Les installations des terrains de jeux ont été améliorées en 1998 avec l'achèvement de deux contrats d'exigences financés par le membre du Conseil June M. Eisland et le maire Giuliani. La rénovation de 240 497 $ comprenait de nouveaux équipements de jeu, un pavage d'asphalte et un revêtement de sécurité ainsi que la reconstruction du mât de drapeau de la vergue.


What's in a Name: Spuyten Duyvil tire son nom d'une histoire sinistre

C'est l'un des noms les plus particuliers du Bronx : Spuyten Duyvil. Dans cette partie de notre série explorant l'histoire derrière les noms de quartiers, nous apprenons d'où vient le nom. Erin Clarke de NY1 a déposé ce rapport.

Un plan d'eau apparemment paisible qui relie les rivières Harlem et Hudson porte un nom assez sinistre : Spuyten Duyvil.

"C'est un nom néerlandais qui signifie malgré le diable", explique l'historien de l'arrondissement du Bronx Lloyd Ultan. C'est l'un des noms les plus particuliers du Bronx—Spuyten Duyvil. Dans cette partie de notre série explorant l'histoire derrière les noms de quartiers, nous apprenons d'où vient le nom. Erin Clarke de NY1 a déposé ce rapport.

"Crachement du diable à cause du fort courant", déclare Angel Hernandez de la Bronx Historical Society.

"Flux jaillissant", déclare Thomas Casey, président de la Huntington Free Library.

Personne ne sait avec certitude pourquoi il a acquis cette réputation, mais l'auteur Washington Irving a contribué à attiser la flamme avec une histoire que certains débattent encore.

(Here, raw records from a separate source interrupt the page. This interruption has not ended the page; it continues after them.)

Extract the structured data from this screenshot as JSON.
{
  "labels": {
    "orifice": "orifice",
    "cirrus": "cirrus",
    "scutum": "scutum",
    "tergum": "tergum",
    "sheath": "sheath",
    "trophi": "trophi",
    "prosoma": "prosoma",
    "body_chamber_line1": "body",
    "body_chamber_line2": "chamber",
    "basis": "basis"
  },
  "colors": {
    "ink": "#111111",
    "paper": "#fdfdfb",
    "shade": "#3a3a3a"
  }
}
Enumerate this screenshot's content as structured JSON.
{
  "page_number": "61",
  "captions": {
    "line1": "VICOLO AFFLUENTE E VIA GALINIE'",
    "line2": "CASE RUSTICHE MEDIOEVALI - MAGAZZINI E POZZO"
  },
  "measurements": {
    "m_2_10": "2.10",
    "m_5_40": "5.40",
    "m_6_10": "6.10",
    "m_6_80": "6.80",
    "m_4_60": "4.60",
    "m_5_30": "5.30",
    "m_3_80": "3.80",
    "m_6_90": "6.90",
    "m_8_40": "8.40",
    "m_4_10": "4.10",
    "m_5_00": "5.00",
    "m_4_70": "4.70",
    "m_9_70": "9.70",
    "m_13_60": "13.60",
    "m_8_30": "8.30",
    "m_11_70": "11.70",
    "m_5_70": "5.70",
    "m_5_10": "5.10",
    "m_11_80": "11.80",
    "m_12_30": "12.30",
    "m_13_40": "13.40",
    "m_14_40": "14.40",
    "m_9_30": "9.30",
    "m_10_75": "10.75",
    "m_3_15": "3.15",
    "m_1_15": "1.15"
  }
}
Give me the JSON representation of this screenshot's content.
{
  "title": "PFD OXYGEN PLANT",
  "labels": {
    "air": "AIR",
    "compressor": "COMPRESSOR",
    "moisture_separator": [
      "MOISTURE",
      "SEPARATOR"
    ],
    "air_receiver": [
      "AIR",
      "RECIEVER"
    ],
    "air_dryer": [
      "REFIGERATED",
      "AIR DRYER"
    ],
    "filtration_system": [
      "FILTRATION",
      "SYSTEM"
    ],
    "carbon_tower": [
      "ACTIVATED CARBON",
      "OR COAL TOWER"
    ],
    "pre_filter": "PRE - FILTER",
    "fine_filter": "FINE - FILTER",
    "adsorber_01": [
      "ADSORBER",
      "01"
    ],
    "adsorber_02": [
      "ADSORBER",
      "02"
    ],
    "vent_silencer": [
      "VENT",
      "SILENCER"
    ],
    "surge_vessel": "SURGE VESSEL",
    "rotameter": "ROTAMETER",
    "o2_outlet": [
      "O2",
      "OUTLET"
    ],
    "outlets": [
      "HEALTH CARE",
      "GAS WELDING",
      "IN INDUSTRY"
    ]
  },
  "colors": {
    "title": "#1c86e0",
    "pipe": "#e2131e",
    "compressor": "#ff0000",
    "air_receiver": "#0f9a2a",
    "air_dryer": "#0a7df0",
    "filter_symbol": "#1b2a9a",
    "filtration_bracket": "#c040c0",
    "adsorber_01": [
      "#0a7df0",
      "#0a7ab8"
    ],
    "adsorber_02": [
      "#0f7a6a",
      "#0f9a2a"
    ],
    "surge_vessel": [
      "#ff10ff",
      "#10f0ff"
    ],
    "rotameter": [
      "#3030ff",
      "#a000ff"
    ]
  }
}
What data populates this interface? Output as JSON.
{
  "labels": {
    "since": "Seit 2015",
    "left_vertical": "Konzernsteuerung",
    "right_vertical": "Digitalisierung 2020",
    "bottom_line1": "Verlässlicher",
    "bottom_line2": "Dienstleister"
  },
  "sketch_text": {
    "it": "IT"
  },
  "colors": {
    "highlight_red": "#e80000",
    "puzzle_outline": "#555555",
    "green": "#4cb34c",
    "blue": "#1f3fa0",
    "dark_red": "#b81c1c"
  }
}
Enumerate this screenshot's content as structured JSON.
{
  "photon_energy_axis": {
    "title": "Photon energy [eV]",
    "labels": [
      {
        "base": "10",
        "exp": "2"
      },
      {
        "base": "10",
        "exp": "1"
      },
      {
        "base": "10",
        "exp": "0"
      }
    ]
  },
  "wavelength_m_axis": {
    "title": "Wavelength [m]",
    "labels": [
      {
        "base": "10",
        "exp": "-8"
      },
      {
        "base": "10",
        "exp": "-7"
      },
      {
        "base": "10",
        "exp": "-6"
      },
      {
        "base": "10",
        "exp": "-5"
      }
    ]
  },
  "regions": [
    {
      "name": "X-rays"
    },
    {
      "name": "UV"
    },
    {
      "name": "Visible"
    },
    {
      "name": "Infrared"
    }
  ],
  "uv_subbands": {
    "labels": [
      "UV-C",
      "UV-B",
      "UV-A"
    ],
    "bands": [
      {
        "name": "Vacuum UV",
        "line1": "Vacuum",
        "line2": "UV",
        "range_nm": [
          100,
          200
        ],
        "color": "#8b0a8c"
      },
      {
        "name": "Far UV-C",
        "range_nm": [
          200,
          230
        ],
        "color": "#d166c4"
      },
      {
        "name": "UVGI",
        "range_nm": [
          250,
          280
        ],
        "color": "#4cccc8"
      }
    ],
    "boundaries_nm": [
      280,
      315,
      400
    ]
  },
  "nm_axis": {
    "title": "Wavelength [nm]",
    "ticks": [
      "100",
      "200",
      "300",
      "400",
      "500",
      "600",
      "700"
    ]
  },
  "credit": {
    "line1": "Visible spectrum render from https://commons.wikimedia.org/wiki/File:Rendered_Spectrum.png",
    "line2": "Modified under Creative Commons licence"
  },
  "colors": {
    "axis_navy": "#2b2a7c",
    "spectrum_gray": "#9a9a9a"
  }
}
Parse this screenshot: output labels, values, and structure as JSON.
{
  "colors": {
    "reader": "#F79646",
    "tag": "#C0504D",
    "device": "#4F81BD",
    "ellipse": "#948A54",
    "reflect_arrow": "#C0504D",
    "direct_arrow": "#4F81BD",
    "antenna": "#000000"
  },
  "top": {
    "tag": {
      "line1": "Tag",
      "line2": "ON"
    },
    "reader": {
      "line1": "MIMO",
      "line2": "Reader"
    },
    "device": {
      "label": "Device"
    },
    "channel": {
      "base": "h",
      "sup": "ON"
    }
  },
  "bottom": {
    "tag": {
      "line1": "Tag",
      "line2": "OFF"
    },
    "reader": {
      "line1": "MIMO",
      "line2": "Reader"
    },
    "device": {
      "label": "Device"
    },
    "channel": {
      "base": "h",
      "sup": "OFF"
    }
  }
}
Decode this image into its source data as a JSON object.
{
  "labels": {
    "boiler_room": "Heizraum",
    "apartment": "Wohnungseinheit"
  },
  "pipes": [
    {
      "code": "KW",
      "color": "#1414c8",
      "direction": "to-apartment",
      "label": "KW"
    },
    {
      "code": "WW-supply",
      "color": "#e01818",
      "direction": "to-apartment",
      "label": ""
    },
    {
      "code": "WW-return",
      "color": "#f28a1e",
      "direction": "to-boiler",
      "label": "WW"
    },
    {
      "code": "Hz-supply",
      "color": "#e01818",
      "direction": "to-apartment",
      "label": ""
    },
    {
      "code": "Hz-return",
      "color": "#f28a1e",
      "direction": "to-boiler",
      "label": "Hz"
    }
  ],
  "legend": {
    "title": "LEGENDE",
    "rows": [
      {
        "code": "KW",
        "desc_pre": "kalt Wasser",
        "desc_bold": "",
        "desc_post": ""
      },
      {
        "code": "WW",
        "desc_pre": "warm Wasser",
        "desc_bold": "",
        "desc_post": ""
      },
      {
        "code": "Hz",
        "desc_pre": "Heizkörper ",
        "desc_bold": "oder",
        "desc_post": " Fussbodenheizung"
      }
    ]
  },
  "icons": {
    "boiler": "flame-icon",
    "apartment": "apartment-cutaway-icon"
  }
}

« Il raconte une histoire fictive selon laquelle lorsque la flotte anglaise menace le contrôle néerlandais de la région, Peter Stuyvesant a envoyé un messager sur le continent. Il y avait une grosse tempête dans la région, mais le messager avait un devoir à accomplir alors il a dit qu'il allait traverser ce ruisseau malgré le diable ou dans "spuyten duyvil" et soi-disant, selon l'histoire, il se noie," Ultan dit.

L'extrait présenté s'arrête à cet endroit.